Photo courtesy Kelly
Editor's note: This story has been updated since publication in the September issue.
Negotiations between the city and NH District Corp. on a downtown redevelopment proposal are back on track after stalling in mid-August, Mayor Levar Stoney's office announced Sept. 6.
The proposed $1.4 billion redevelopment project would replace the Richmond Coliseum with a $220 million arena and put $10 million toward renovations of the historic Blues Armory building. The project also includes private development of a 527-room downtown hotel, 2,800 apartments and condos — 10 percent of which will be designated as affordable housing — a new transfer plaza for the GRTC Transit System, and more than 170,000 square feet of street-level retail and restaurant space.

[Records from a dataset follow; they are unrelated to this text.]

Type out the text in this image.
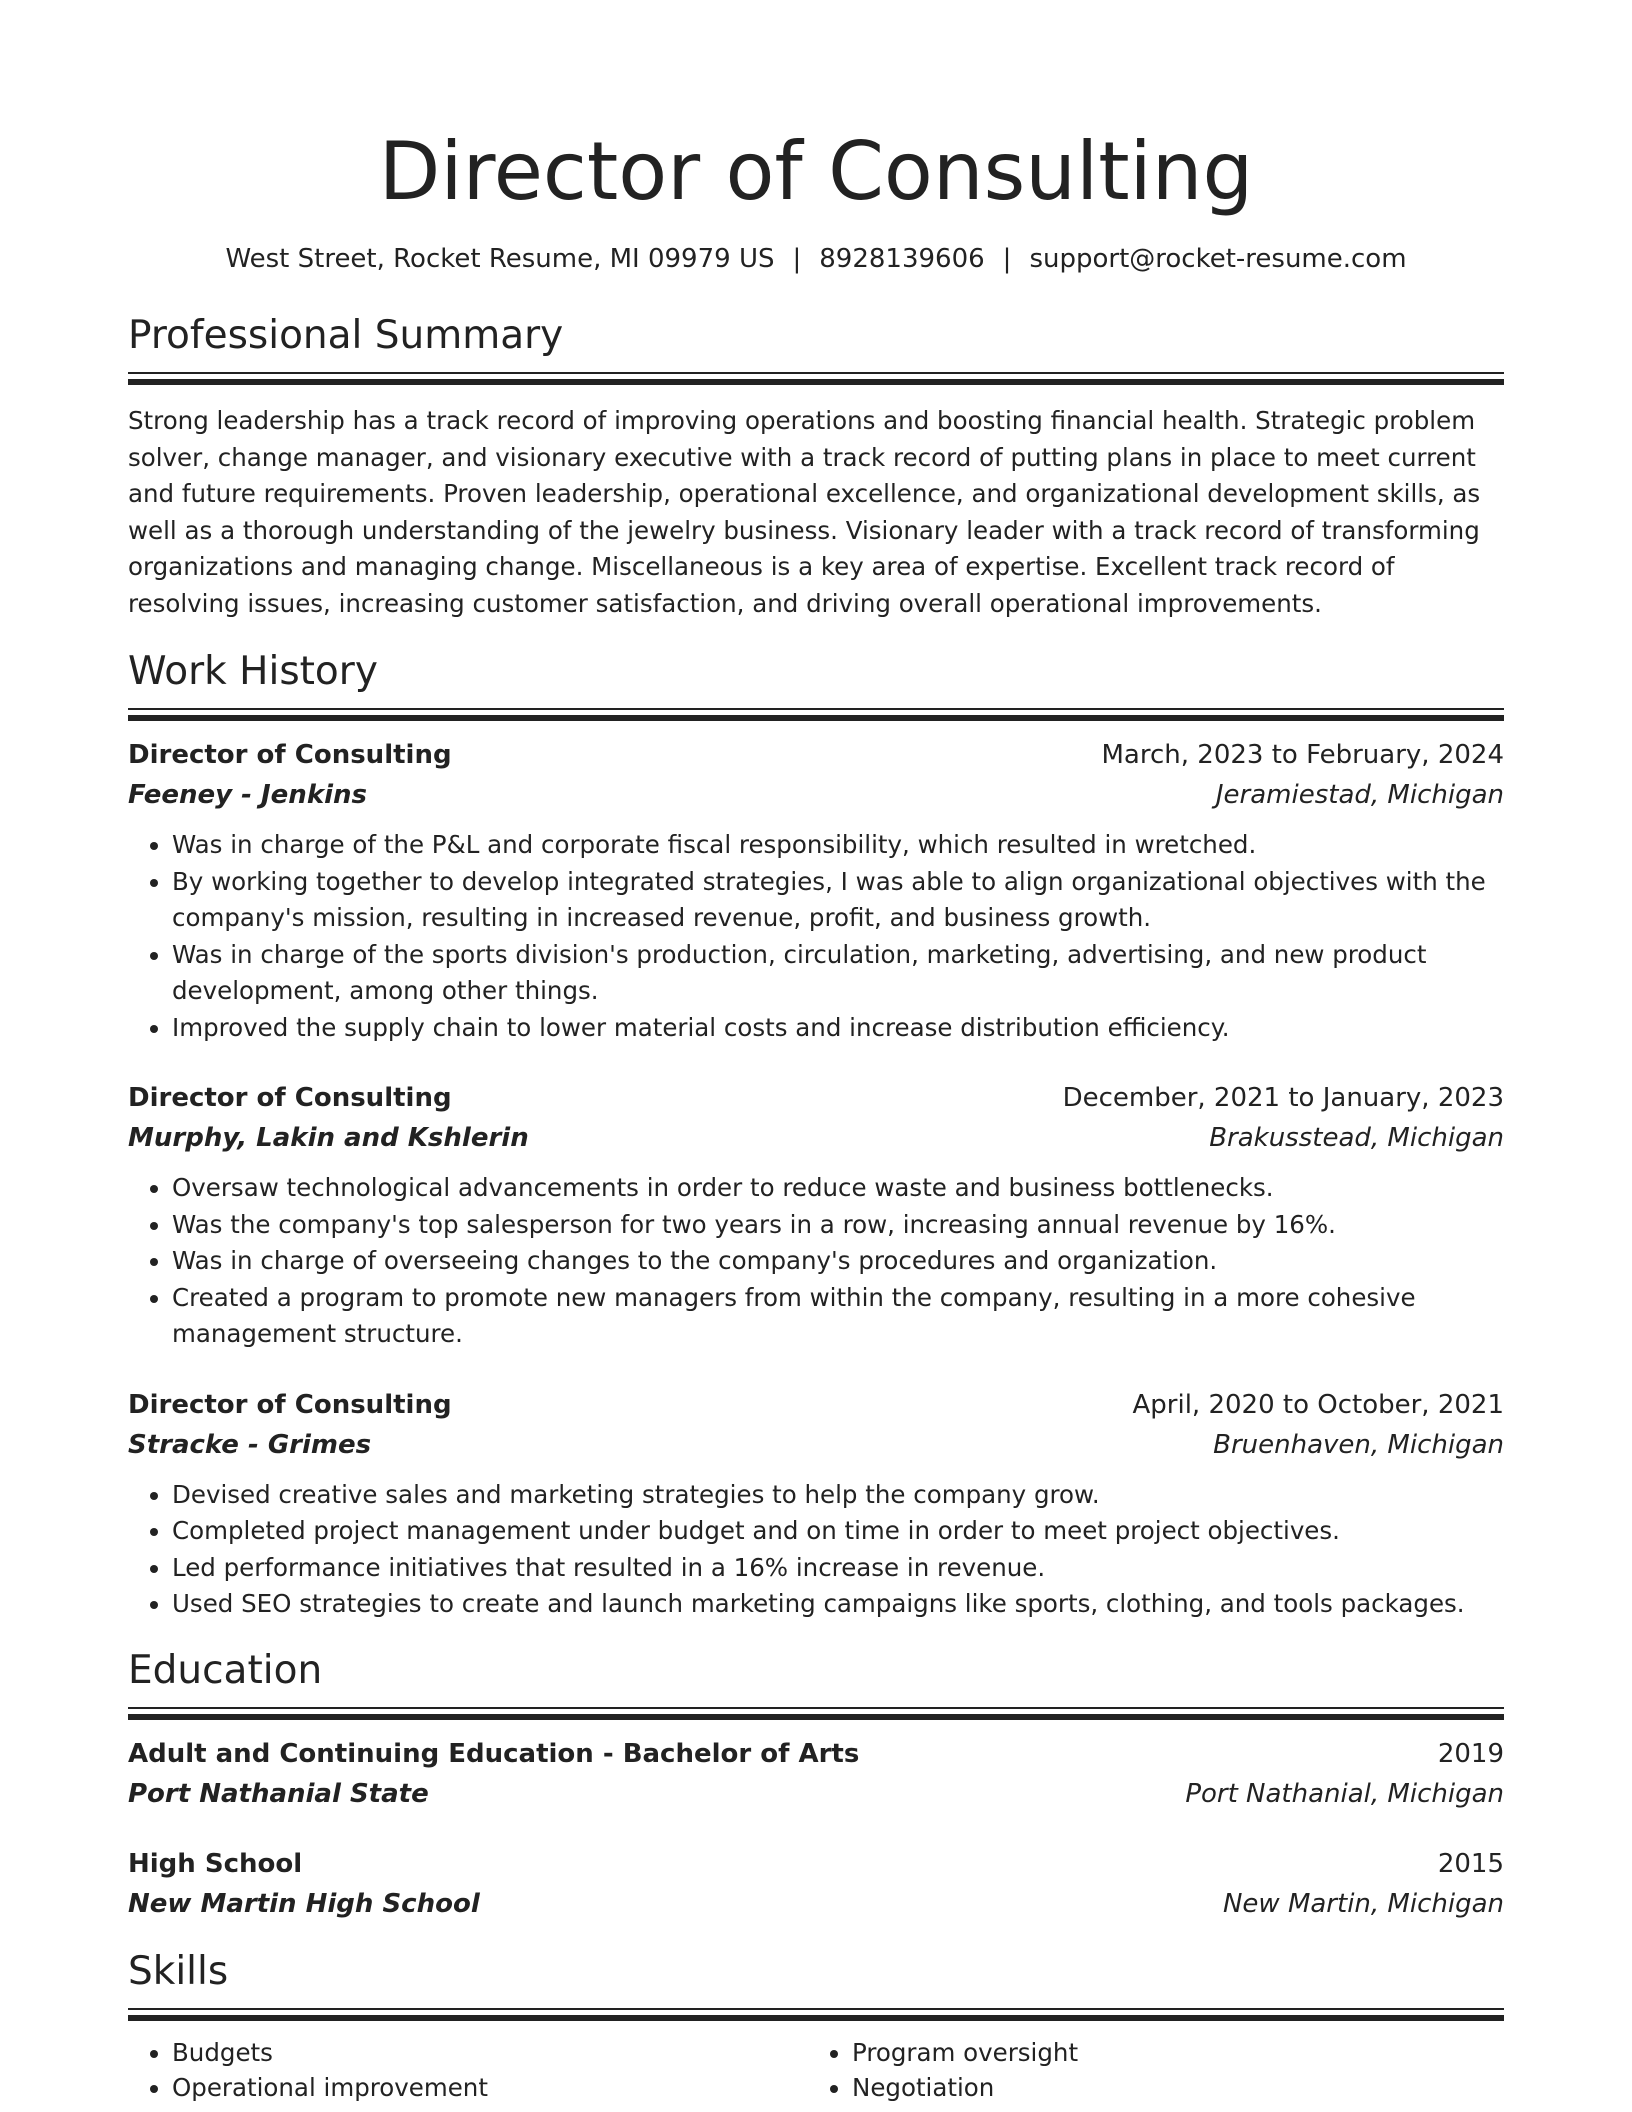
Director of Consulting
West Street, Rocket Resume, MI 09979 US | 8928139606 | support@rocket-resume.com
Professional Summary
Strong leadership has a track record of improving operations and boosting financial health. Strategic problem solver, change manager, and visionary executive with a track record of putting plans in place to meet current and future requirements. Proven leadership, operational excellence, and organizational development skills, as well as a thorough understanding of the jewelry business. Visionary leader with a track record of transforming organizations and managing change. Miscellaneous is a key area of expertise. Excellent track record of resolving issues, increasing customer satisfaction, and driving overall operational improvements.
Work History
Director of Consulting	March, 2023 to February, 2024
Feeney - Jenkins	Jeramiestad, Michigan
• Was in charge of the P&L and corporate fiscal responsibility, which resulted in wretched.
• By working together to develop integrated strategies, I was able to align organizational objectives with the company's mission, resulting in increased revenue, profit, and business growth.
• Was in charge of the sports division's production, circulation, marketing, advertising, and new product development, among other things.
• Improved the supply chain to lower material costs and increase distribution efficiency.
Director of Consulting	December, 2021 to January, 2023
Murphy, Lakin and Kshlerin	Brakusstead, Michigan
• Oversaw technological advancements in order to reduce waste and business bottlenecks.
• Was the company's top salesperson for two years in a row, increasing annual revenue by 16%.
• Was in charge of overseeing changes to the company's procedures and organization.
• Created a program to promote new managers from within the company, resulting in a more cohesive management structure.
Director of Consulting	April, 2020 to October, 2021
Stracke - Grimes	Bruenhaven, Michigan
• Devised creative sales and marketing strategies to help the company grow.
• Completed project management under budget and on time in order to meet project objectives.
• Led performance initiatives that resulted in a 16% increase in revenue.
• Used SEO strategies to create and launch marketing campaigns like sports, clothing, and tools packages.
Education
Adult and Continuing Education - Bachelor of Arts	2019
Port Nathanial State	Port Nathanial, Michigan
High School	2015
New Martin High School	New Martin, Michigan
Skills
• Budgets
• Operational improvement
• Program oversight
• Negotiation
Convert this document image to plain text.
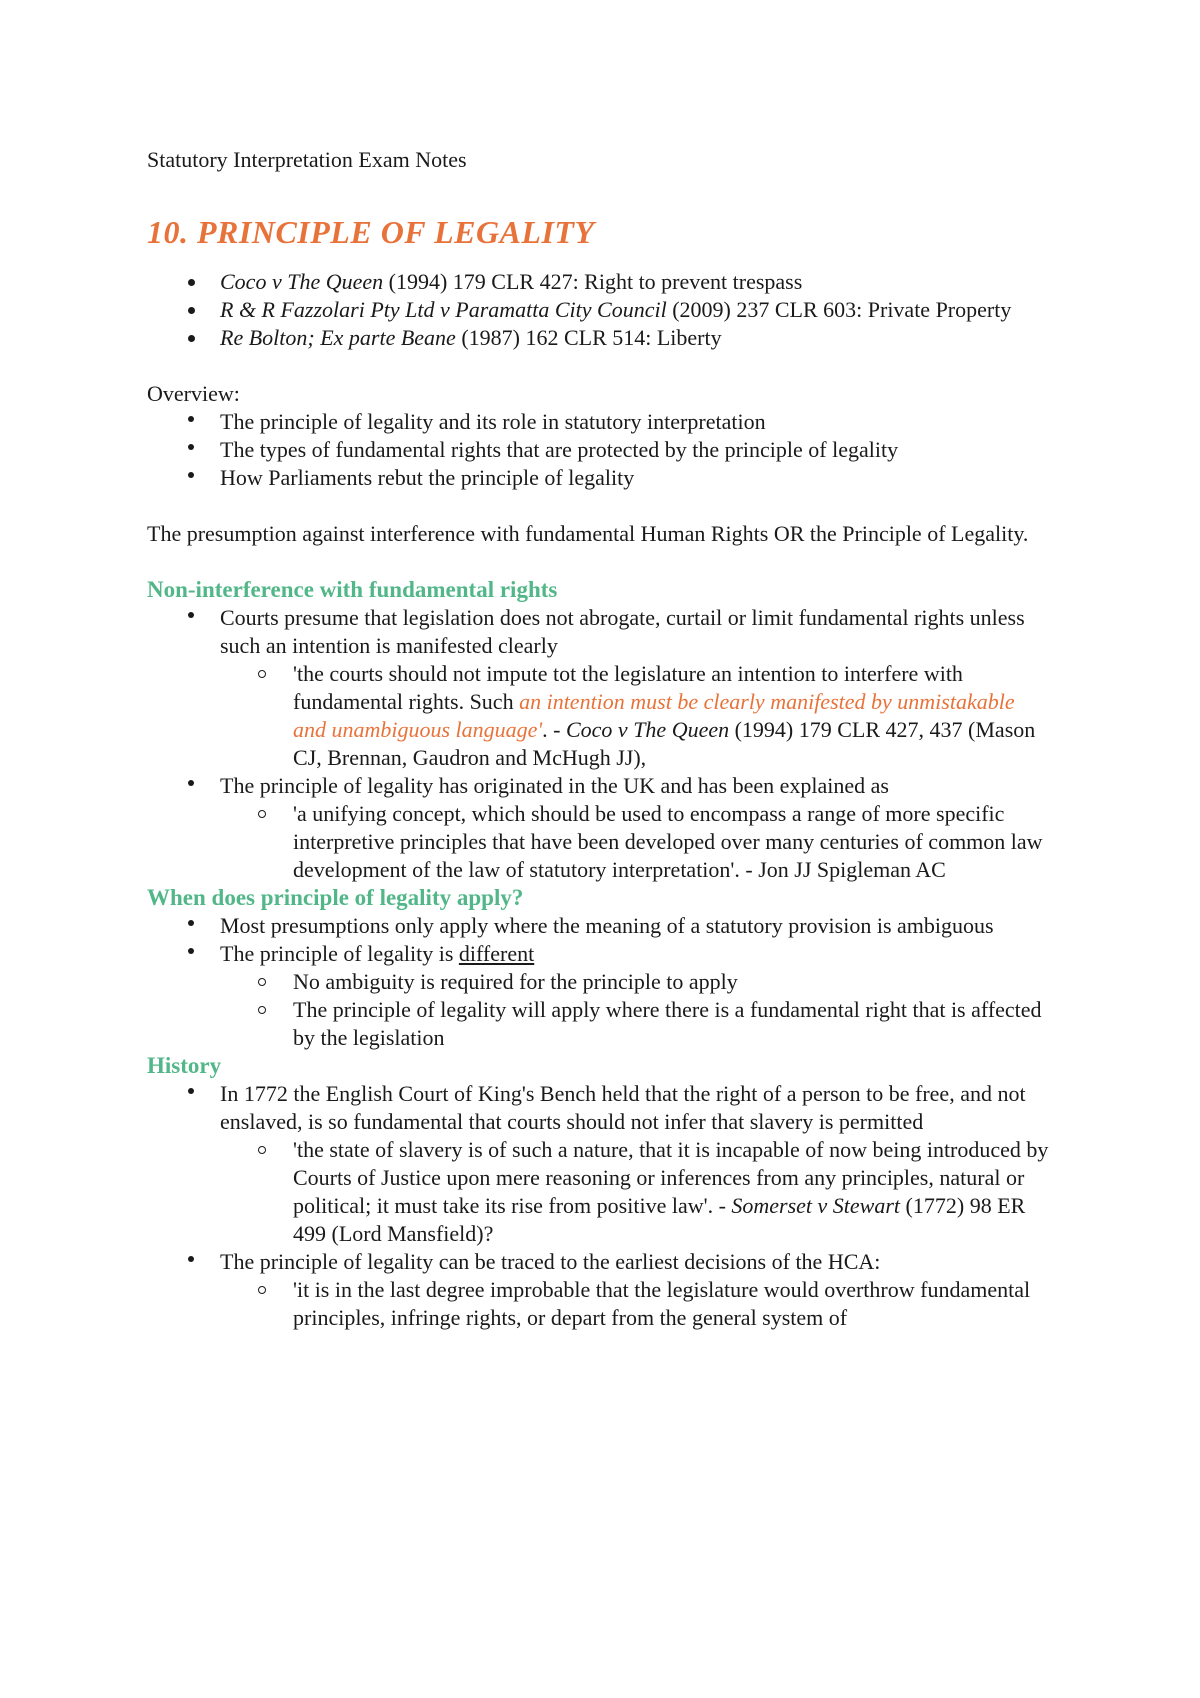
Statutory Interpretation Exam Notes

10. PRINCIPLE OF LEGALITY
Coco v The Queen (1994) 179 CLR 427: Right to prevent trespass
R & R Fazzolari Pty Ltd v Paramatta City Council (2009) 237 CLR 603: Private Property
Re Bolton; Ex parte Beane (1987) 162 CLR 514: Liberty

Overview:

The principle of legality and its role in statutory interpretation
The types of fundamental rights that are protected by the principle of legality
How Parliaments rebut the principle of legality

The presumption against interference with fundamental Human Rights OR the Principle of Legality.

Non-interference with fundamental rights
Courts presume that legislation does not abrogate, curtail or limit fundamental rights unless such an intention is manifested clearly
'the courts should not impute tot the legislature an intention to interfere with fundamental rights. Such an intention must be clearly manifested by unmistakable and unambiguous language'. - Coco v The Queen (1994) 179 CLR 427, 437 (Mason CJ, Brennan, Gaudron and McHugh JJ),
The principle of legality has originated in the UK and has been explained as
'a unifying concept, which should be used to encompass a range of more specific interpretive principles that have been developed over many centuries of common law development of the law of statutory interpretation'. - Jon JJ Spigleman AC
When does principle of legality apply?
Most presumptions only apply where the meaning of a statutory provision is ambiguous
The principle of legality is different
No ambiguity is required for the principle to apply
The principle of legality will apply where there is a fundamental right that is affected by the legislation
History
In 1772 the English Court of King's Bench held that the right of a person to be free, and not enslaved, is so fundamental that courts should not infer that slavery is permitted
'the state of slavery is of such a nature, that it is incapable of now being introduced by Courts of Justice upon mere reasoning or inferences from any principles, natural or political; it must take its rise from positive law'. - Somerset v Stewart (1772) 98 ER 499 (Lord Mansfield)?
The principle of legality can be traced to the earliest decisions of the HCA:
'it is in the last degree improbable that the legislature would overthrow fundamental principles, infringe rights, or depart from the general system of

“We’ve talked to a lot of business owners in the area, and they’re all for it,” says Jeff Kelley, a spokesman for NH District Corp. The nonprofit is led by Dominion Energy CEO Thomas Farrell II and references Navy Hill, the former neighborhood that was leveled during interstate construction. “We’ve got an opportunity to put something there that will create jobs, housing, opportunity — all of that,” Kelley says. The development would create 12,000 construction jobs during the estimated two and a half years it would take to complete the project, and 9,000 permanent jobs when finished, he says.
The 46-year-old Coliseum seats about 13,000 and loses roughly $1 million annually, which falls on city taxpayers to cover. The replacement structure outlined in the city’s request for proposals seeks seating of up to 17,000, and developers would assume the existing $2.9 million in debt.
In July, a firm hired by the city to review the Coliseum replacement — Chicago-based Hunden Strategic Partners — announced Richmond was on its list of top markets “ready to host a Major League franchise.” Kelley says the arena is not intended to attract a pro sports team, but concerts and sporting events such as the preliminary rounds of NCAA tournaments.
Prior to the Stoney administration’s call for proposals in November, Farrell and Altria Group CEO Marty Barrington had been working on a similar plan. NH District Corp. submitted the only bid; Farrell and Barrington are part of the affiliated NH Foundation.
Stoney halted the city's initial plan to present the proposal to City Council in September, telling the Richmond Times-Dispatch on Aug. 16 that NH District Corp. had not met the city's requirements for affordable housing, a bus transfer station and minority business participation.
Since then, the mayor says, the parties have made "significant progress."
“Things are moving in the right direction,” Stoney says in a Sept. 6 news release. “While this is not a done deal, I’m optimistic our negotiations will continue to be productive."
If City Council approves the plan this fall, bond sales could begin in the spring of 2019, followed by the start of construction.
The Financing Plan
Stoney’s request for proposals to redevelop the area around the Richmond Coliseum mandated that the city not assume more debt. Instead, the cost will be covered through tax-increment financing — a structure that uses increased taxes from rising real estate assessments to pay for the development over an estimated 30-year period.
The plan submitted by NH District Corp. calls for including two new Dominion Energy skyscrapers roughly a mile away from the Coliseum in the financing arrangement. NH District spokesman Jeff Kelley says that including the Dominion towers gives bondholders more confidence that the project will generate enough money to pay them back.
“There’s always an argument to be made that the city has to sort of sweeten the pot for developers,” says Rich Meagher, an associate professor of political science at Randolph-Macon College who runs the website rvapol.com. But he’s skeptical about new revenue from the Dominion towers going to pay off bonds: “I think those are red flags that make it seem like it’s going to be a bad deal.”